Die mögliche Fehlverwendung des sogenannten Pflegebudgets in Krankenhäusern ist derzeit Gegenstand politischer Diskussionen. Bereits zuvor hatte Bundesgesundheitsministerin Nina Warken angekündigt, Hinweise auf einen möglichen Missbrauch des Instruments prüfen zu lassen. Dabei geht es um die Frage, ob über das Pflegebudget finanzierte Stellen tatsächlich in der direkten Versorgung von Patient*innen eingesetzt werden.
Wie bereits in einem früheren Artikel zu der Debatte berichtet, wurde das Pflegebudget im Jahr 2020 eingeführt, um mehr Pflegepersonal in Krankenhäusern zu beschäftigen und die Arbeitsbedingungen in der Pflege zu verbessern. Gleichzeitig kritisierten Krankenkassen jedoch, dass ein Teil der finanzierten Stellen nicht unmittelbar in der Pflege am Krankenbett eingesetzt werde. Sie fordern daher eine genauere Klärung darüber, welche Tätigkeiten über das Budget abgerechnet werden dürfen.

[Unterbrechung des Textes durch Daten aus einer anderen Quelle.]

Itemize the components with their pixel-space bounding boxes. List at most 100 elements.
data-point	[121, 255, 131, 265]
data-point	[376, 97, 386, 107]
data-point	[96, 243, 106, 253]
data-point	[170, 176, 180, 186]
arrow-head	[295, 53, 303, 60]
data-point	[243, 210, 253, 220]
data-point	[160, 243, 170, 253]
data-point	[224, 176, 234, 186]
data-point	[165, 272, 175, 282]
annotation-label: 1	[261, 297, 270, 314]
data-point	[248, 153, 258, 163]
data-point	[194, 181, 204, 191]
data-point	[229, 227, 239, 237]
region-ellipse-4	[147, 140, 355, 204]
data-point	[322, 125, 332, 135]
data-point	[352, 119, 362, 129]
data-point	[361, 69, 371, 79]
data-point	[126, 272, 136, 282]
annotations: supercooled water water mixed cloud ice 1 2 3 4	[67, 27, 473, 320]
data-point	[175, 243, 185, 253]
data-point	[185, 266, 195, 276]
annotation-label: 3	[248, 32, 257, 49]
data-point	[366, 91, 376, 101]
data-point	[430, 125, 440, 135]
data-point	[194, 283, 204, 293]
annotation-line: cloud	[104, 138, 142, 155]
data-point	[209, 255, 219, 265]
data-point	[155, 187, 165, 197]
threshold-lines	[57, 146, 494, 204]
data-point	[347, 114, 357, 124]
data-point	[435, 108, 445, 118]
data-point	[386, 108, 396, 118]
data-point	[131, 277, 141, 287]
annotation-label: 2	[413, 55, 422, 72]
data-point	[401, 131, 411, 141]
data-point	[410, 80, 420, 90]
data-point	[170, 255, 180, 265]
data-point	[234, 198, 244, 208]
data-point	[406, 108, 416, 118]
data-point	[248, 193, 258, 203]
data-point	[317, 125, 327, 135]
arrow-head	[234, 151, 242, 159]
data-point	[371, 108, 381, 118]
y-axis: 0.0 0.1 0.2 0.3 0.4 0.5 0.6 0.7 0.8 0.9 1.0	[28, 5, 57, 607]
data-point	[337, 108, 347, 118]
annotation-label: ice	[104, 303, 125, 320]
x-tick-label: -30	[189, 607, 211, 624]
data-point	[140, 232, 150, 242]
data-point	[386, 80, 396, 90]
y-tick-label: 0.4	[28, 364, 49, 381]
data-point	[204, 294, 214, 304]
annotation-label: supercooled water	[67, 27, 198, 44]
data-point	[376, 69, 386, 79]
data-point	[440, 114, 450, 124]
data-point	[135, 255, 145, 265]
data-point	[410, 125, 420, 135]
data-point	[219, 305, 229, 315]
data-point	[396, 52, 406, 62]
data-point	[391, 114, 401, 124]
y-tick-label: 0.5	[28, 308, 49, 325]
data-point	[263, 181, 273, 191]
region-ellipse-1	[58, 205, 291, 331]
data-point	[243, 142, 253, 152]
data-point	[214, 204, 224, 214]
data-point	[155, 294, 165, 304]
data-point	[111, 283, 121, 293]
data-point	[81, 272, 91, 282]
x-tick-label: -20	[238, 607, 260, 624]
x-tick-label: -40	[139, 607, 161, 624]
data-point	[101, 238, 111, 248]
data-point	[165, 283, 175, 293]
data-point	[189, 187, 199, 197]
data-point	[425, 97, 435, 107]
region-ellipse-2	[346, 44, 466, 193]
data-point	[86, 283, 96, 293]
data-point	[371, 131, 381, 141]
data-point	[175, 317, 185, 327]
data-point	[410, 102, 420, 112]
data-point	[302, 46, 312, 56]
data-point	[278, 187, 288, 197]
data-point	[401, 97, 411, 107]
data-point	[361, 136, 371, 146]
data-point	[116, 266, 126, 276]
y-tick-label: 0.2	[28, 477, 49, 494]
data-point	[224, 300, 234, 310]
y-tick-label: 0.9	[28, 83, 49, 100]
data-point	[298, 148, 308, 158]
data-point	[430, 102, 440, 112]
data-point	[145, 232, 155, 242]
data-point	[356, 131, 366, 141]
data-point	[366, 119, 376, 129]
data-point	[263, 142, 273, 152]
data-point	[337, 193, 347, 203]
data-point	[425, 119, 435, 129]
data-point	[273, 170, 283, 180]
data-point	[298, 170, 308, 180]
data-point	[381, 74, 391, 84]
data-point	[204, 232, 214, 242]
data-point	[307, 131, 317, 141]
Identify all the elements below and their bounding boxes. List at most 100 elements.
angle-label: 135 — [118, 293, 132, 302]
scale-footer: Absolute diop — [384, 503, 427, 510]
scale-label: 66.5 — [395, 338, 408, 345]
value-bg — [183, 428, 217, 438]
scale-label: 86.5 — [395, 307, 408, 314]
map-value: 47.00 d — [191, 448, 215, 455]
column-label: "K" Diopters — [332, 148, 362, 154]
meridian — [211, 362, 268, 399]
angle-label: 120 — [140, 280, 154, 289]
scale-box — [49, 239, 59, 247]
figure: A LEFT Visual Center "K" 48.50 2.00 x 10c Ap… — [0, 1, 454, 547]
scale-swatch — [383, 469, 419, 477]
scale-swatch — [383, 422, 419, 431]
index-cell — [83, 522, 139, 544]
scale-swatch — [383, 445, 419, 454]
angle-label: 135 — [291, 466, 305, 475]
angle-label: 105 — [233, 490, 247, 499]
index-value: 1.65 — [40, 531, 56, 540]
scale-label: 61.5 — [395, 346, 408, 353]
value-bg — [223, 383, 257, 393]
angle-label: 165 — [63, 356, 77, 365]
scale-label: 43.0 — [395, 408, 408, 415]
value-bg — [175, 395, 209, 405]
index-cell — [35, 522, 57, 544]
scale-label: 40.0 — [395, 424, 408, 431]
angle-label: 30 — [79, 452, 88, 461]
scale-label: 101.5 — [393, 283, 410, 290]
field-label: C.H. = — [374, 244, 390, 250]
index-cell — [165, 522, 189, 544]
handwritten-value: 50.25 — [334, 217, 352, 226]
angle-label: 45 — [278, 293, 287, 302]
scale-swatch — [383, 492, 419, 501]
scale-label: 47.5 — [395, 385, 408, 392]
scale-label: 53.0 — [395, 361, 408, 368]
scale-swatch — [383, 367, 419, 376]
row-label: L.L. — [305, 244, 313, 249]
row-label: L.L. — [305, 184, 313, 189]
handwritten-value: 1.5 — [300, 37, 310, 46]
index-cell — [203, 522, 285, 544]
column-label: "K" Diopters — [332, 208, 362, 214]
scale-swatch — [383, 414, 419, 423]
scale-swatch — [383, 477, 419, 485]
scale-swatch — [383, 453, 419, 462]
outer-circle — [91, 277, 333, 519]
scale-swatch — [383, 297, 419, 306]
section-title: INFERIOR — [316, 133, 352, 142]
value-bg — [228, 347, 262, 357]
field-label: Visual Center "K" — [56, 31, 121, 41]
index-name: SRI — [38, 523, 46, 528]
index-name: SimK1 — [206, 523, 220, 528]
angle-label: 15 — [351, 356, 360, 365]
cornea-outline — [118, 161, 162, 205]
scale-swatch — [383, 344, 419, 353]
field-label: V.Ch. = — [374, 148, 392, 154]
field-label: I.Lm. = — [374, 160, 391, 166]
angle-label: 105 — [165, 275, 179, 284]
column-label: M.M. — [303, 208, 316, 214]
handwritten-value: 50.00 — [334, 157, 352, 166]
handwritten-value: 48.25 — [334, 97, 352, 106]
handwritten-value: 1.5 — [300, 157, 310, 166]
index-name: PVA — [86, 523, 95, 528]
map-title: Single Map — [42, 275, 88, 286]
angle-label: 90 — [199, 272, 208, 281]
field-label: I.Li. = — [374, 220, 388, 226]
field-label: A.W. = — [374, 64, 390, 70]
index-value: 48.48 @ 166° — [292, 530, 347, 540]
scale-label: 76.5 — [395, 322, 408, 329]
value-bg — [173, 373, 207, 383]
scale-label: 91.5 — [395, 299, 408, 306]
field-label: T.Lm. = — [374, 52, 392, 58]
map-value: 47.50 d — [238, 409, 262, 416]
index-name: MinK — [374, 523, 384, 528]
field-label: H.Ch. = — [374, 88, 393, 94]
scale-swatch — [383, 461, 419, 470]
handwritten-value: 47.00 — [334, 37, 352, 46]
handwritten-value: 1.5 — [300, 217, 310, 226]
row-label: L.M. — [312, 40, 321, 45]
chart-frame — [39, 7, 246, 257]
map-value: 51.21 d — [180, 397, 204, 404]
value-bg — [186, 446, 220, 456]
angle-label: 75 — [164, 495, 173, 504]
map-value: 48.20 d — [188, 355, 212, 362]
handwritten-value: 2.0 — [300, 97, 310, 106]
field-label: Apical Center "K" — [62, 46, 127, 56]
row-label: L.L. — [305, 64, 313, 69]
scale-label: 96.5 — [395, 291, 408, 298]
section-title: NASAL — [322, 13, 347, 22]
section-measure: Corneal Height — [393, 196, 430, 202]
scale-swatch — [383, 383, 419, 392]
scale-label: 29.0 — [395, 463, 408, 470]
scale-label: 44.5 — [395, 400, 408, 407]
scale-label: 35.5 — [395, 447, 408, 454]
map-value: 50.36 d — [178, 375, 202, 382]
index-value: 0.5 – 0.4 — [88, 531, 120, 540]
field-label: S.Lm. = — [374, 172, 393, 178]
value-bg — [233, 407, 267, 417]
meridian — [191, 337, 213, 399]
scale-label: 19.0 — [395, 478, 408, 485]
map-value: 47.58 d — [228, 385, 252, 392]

Vor diesem Hintergrund plant die Regierungskoalition nun gesetzliche Änderungen. Ein Änderungsantrag zum Krankenhausanpassungsgesetz sieht vor, die Zweckbindung des Pflegebudgets künftig stärker zu präzisieren. Demnach sollen die Mittel ausschließlich für Pflegepersonal eingesetzt werden, das unmittelbar in der Versorgung von Patient*innen auf bettenführenden Stationen oder in Kreißsälen tätig ist. Werden Mittel nicht entsprechend verwendet, müssten Krankenhäuser diese zurückzahlen.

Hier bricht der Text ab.